Die Rasensaison startet in der Regel mit der ersten Düngung oder dem Striegeln als erste Pflegemassnahme. Doch wann ist der richtige Zeitpunkt gekommen?

Eine Düngung weit vor Vegetationsbeginn hat negative Folgen in Bezug auf die Effizienz des eingesetzten Düngers. Bei fehlender oder nur geringer Nährstoffaufnahme kommt es bei Niederschlägen zu Verlagerungen der Nährstoffe in tiefere Bodenschichten, wodurch diese nicht mehr für die Pflanzen verfügbar sind und ausgewaschen werden können. Dies gilt besonders für durchlässige Böden.

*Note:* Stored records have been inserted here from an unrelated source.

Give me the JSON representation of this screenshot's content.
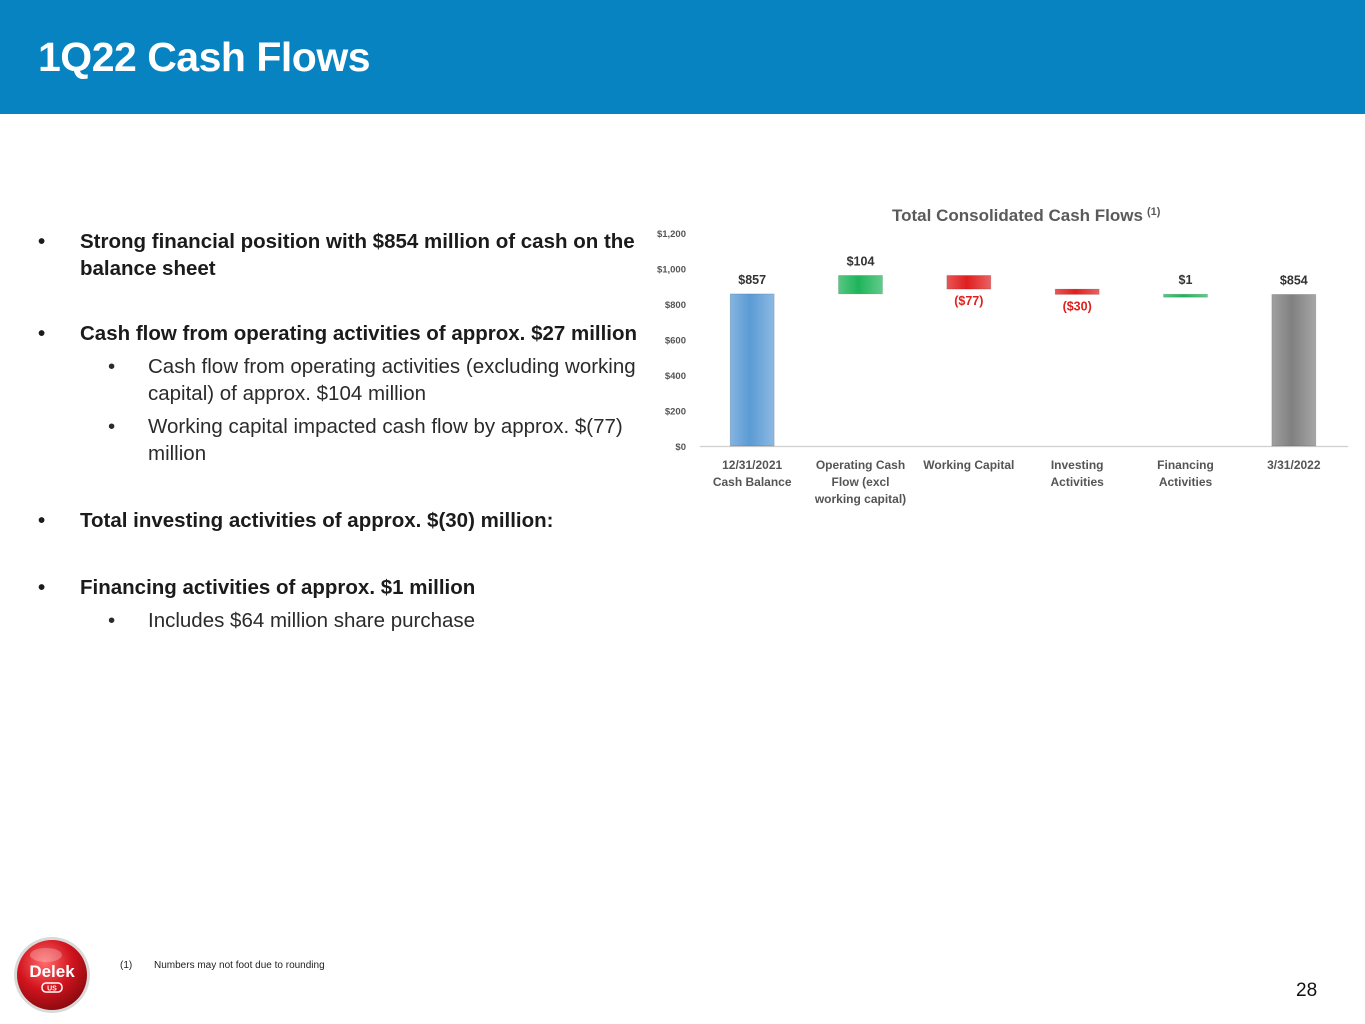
{
  "header": {
    "title": "1Q22 Cash Flows"
  },
  "bullets": [
    {
      "text": "Strong financial position with $854 million of cash on the balance sheet",
      "subs": []
    },
    {
      "text": "Cash flow from operating activities of approx. $27 million",
      "subs": [
        "Cash flow from operating activities (excluding working capital) of approx. $104 million",
        "Working capital impacted cash flow by approx. $(77) million"
      ]
    },
    {
      "text": "Total investing activities of approx. $(30) million:",
      "subs": []
    },
    {
      "text": "Financing activities of approx. $1 million",
      "subs": [
        "Includes $64 million share purchase"
      ]
    }
  ],
  "bullet_glyph": "•",
  "chart_data": {
    "type": "bar",
    "subtype": "waterfall",
    "title": "Total Consolidated Cash Flows",
    "title_superscript": "(1)",
    "categories": [
      [
        "12/31/2021",
        "Cash Balance"
      ],
      [
        "Operating Cash",
        "Flow (excl",
        "working capital)"
      ],
      [
        "Working Capital"
      ],
      [
        "Investing",
        "Activities"
      ],
      [
        "Financing",
        "Activities"
      ],
      [
        "3/31/2022"
      ]
    ],
    "values": [
      857,
      104,
      -77,
      -30,
      1,
      854
    ],
    "kinds": [
      "total",
      "delta",
      "delta",
      "delta",
      "delta",
      "total"
    ],
    "data_labels": [
      "$857",
      "$104",
      "($77)",
      "($30)",
      "$1",
      "$854"
    ],
    "y_ticks": [
      "$0",
      "$200",
      "$400",
      "$600",
      "$800",
      "$1,000",
      "$1,200"
    ],
    "ylim": [
      0,
      1200
    ],
    "colors": {
      "start_total": "#5b9bd5",
      "end_total": "#808080",
      "increase": "#1eb45a",
      "decrease": "#e01e1e",
      "negative_label": "#e0201e",
      "label": "#333333",
      "title": "#5a5a5a"
    }
  },
  "footnote": {
    "num": "(1)",
    "text": "Numbers may not foot due to rounding"
  },
  "page_number": "28",
  "logo": {
    "text": "Delek",
    "subtext": "US"
  }
}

Ein festes Datum kann hierfür jedoch nicht genannt werden, hängt die Vegetationsentwicklung der Rasengräser schliesslich von diversen Faktoren ab, die je nach Standort deutlich variieren können. Dies sind unter anderem die zur Verfügung stehende Feuchtigkeit oder der Temperaturverlauf.


Meteorologisch wird der Frühlingsanfang auf den 1. März festgelegt. Doch Zeigerpflanzen sind ein besserer Indikator und deuten mit ihrer Blüte auf die aktuelle Vegetationsentwicklung im Jahr hin. Im phänologischen Kalender werden die Jahreszeiten daher nicht auf den Tag genau festgelegt, sondern sind abhängig von den, Jahr für Jahr zu unterschiedlichen Terminen einsetzenden, Entwicklungen in der Natur. Der Vorfrühling beginnt mit der Blüte der Hasel und Schneeglöckchen. Der Erstfrühling mit der Blüte der Forsythie und der Schlehe.

 

 

Und was bedeutet bedeutet das für die Entwicklung des Rasen im Frühjahr? Ein wichtiger Indikator für die Aufnahmebereitschaft von Nährstoffen durch die Gräserwurzeln und das Wachstum der Blatttriebe im Frühjahr ist der Temperaturreiz. Zur Bestimmung des Vegetationsbeginns der Gräser im Frühjahr hat sich daher die Grünland-Temperatursumme etabliert.
Die Grünland-Temperatursumme  gibt theoretisch/rechnerisch an, ab welchem Zeitpunkt das Wachstum der Gräsern einsetzt. Sie kann über eine einfache Formel für jeden Standort ermittelt werden. Ab einem Wert von 150 bis 200 ist der Grenzwert erreicht, ab dem ein nachhaltiges Wachstum bei Rasengräsern beginnt. Auch die Stickstoffaufnahme durch die Gräser ist ab diesem Zeitraum gewährleistet, sodass die Frühjahrsdüngung jetzt ohne Verluste ausgebracht werden kann.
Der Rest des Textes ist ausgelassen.